Republicans will still love the part about the tax cuts helping. Democrats will still note that more of those tax cuts could have gone to people who weren’t already bringing home hundreds of thousands of dollars in salary.

Thursday, September 02, 2004

RANGE BREW

Coverage of the Republican National Convention has been depressing for those who want to see President Bush defeated in November, and especially for those who want to see him confined for life to clearing brush from his Texas ranch.

It’s possible, though, that the perception of Republican gains against the Democrats is just that, perception, the natural result of the Republican National Convention dominating the news — and the Democrats’ usual reluctance to go for the jugular.

Hopefully they’ll emerge from the RNC week attacking relentlessly with plans, truth and a bit of righteous outrage. But polls show Bush still has some significant negatives to overcome and that his progress, after all, has merely brought him even with Kerry, not put him ahead.

And the economic numbers lurching angrily after Bush like the ghost of Missions Accomplished have staggered in yet again to ruin his party. Here’s The Associated Press lead on the economy as of last night:

Worker productivity growth slowed in the second quarter, retailers saw tepid sales in August and new claims for unemployment benefits rose last week, according to a trio of reports that suggested the economy was still working through its rough patch.

Also, there are going to be a bunch of newly angry voters stomping around the country, possibly just around Election Day. Starbucks, it turns out, is raising its prices before “the end of the calendar year.”

Wednesday, September 01, 2004

BRITNEY’S LATEST RELATIONSHIP DISASTER

Britney Spears and the Republicans do have something in common, which is that they aren’t all that good at what they’re supposed to do — singing for Spears, governing for Republicans — but terrific at the accompanying secondary functions — publicity or getting elected, winning no matter what it takes.

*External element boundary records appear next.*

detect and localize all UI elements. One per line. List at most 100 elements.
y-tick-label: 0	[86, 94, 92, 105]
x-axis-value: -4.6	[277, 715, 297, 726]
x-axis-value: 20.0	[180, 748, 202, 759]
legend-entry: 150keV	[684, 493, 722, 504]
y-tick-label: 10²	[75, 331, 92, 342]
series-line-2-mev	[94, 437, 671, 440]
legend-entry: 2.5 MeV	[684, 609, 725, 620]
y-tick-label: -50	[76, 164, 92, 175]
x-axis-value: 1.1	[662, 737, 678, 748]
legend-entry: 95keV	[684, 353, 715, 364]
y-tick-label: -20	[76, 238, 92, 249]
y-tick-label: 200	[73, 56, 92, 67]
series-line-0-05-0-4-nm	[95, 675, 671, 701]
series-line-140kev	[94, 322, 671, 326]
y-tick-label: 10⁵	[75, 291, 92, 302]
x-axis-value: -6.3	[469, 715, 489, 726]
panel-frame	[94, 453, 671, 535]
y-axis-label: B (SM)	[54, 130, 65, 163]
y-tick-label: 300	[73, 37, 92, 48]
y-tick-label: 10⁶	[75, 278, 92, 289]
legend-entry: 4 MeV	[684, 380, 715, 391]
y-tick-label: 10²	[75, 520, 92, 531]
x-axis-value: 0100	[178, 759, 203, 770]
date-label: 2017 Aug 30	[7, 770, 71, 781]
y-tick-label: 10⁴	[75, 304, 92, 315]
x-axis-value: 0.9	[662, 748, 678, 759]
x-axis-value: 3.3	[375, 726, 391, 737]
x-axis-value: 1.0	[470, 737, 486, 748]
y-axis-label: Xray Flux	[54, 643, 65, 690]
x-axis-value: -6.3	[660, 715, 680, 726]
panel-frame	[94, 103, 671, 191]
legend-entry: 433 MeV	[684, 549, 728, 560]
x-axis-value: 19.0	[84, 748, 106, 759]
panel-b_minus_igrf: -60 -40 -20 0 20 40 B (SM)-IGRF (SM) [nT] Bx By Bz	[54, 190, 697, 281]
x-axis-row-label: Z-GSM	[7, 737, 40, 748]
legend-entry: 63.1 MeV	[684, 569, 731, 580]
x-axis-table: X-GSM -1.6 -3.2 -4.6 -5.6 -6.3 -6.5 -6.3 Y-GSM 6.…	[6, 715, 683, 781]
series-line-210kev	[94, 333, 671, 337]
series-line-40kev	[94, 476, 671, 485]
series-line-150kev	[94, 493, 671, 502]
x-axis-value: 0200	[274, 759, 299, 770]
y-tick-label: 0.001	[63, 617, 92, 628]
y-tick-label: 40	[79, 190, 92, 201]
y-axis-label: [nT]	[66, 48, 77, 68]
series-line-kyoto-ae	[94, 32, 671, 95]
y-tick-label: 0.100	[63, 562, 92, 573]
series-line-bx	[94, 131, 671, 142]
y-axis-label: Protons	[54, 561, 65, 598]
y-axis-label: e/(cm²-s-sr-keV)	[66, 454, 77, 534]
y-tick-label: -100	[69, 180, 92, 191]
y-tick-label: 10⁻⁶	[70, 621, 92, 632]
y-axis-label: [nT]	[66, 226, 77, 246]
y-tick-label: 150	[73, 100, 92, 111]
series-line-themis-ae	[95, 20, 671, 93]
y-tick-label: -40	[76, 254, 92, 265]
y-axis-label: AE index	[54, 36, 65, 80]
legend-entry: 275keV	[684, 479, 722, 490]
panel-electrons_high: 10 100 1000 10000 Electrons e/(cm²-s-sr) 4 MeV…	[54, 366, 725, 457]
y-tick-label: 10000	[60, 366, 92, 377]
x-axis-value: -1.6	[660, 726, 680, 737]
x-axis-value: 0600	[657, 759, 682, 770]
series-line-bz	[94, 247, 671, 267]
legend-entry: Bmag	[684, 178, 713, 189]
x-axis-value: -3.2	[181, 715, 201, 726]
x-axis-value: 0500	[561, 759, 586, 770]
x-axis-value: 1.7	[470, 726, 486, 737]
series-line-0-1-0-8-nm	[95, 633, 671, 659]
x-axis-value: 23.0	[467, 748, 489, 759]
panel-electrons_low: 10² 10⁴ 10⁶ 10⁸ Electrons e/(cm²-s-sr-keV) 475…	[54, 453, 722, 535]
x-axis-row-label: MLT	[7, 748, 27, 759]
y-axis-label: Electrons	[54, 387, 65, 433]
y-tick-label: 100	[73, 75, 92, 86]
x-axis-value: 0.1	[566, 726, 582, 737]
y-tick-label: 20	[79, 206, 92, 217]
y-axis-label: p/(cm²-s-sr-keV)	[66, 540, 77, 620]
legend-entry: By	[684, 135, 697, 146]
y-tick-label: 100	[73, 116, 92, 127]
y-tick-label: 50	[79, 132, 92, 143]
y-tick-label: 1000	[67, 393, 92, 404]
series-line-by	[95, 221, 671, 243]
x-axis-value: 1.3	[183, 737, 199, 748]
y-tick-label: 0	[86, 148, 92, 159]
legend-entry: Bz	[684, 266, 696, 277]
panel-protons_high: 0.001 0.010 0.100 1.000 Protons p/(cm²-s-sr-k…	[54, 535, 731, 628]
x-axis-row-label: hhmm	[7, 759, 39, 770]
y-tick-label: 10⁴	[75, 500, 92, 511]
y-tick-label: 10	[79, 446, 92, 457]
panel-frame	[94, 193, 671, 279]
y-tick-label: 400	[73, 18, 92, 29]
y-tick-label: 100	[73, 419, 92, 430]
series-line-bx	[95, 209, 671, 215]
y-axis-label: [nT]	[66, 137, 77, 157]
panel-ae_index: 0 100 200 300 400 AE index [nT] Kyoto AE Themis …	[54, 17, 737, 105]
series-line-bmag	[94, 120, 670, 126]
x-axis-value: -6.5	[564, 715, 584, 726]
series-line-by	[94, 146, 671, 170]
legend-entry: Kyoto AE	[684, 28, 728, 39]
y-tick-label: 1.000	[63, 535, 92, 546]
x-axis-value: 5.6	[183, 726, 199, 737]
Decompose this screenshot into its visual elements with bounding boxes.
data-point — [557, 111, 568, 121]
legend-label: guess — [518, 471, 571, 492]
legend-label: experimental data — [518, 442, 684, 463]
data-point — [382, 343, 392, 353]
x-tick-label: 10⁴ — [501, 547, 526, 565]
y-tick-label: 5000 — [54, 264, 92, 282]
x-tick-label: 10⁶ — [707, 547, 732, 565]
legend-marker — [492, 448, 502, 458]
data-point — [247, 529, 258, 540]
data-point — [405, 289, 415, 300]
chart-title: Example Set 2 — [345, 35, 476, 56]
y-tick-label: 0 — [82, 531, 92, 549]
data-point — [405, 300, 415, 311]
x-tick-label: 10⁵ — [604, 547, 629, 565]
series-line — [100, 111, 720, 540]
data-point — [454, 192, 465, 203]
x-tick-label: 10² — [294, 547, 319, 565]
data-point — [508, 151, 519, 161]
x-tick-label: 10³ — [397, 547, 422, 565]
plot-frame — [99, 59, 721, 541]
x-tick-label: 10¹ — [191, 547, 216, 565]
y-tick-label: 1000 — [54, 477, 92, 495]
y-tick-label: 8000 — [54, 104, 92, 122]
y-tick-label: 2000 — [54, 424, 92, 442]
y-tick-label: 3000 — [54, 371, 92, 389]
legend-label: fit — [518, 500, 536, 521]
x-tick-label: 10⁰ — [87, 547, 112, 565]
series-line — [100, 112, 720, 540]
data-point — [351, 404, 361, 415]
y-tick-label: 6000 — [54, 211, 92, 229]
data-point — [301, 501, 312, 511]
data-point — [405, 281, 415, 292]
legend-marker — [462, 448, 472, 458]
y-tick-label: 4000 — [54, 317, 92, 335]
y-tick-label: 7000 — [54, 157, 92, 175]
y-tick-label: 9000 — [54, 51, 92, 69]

Spears, who also complained that indie films make you think, was famously shown in Michael Moore’s “Fahrenheit 9/11” as saying that she thinks “we should just trust our president in every decision that he makes and we should just support that.” She trusts Bush. She’s essentially come out as a Republican, and one would think that the Republicans, who are somewhat starved for A-list celebrities, would be grateful. But amid the sleazy moralizers there is tension over the vacuous trollop.

Apparently, Spears’ sweaty bosoms and glitzy dances aren’t enough, somehow, to shake an image as slutty home wrecker. The Republicans are declining to let Spears perform for them! Or they’re not. The media hasn’t quite come through with a consensus.

This is delicious no matter which way it turns out: Either Spears finds herself rejected by her party for being herself; or those big-tent Republicans let her perform, tacitly presenting themselves as the party of Madonna-kissing, masturbating pinup darlings who get married (briefly) after drunken flings in Vegas.

It’s a marriage made in heaven, for all those who believe God has a sense of humor. Britney’s third.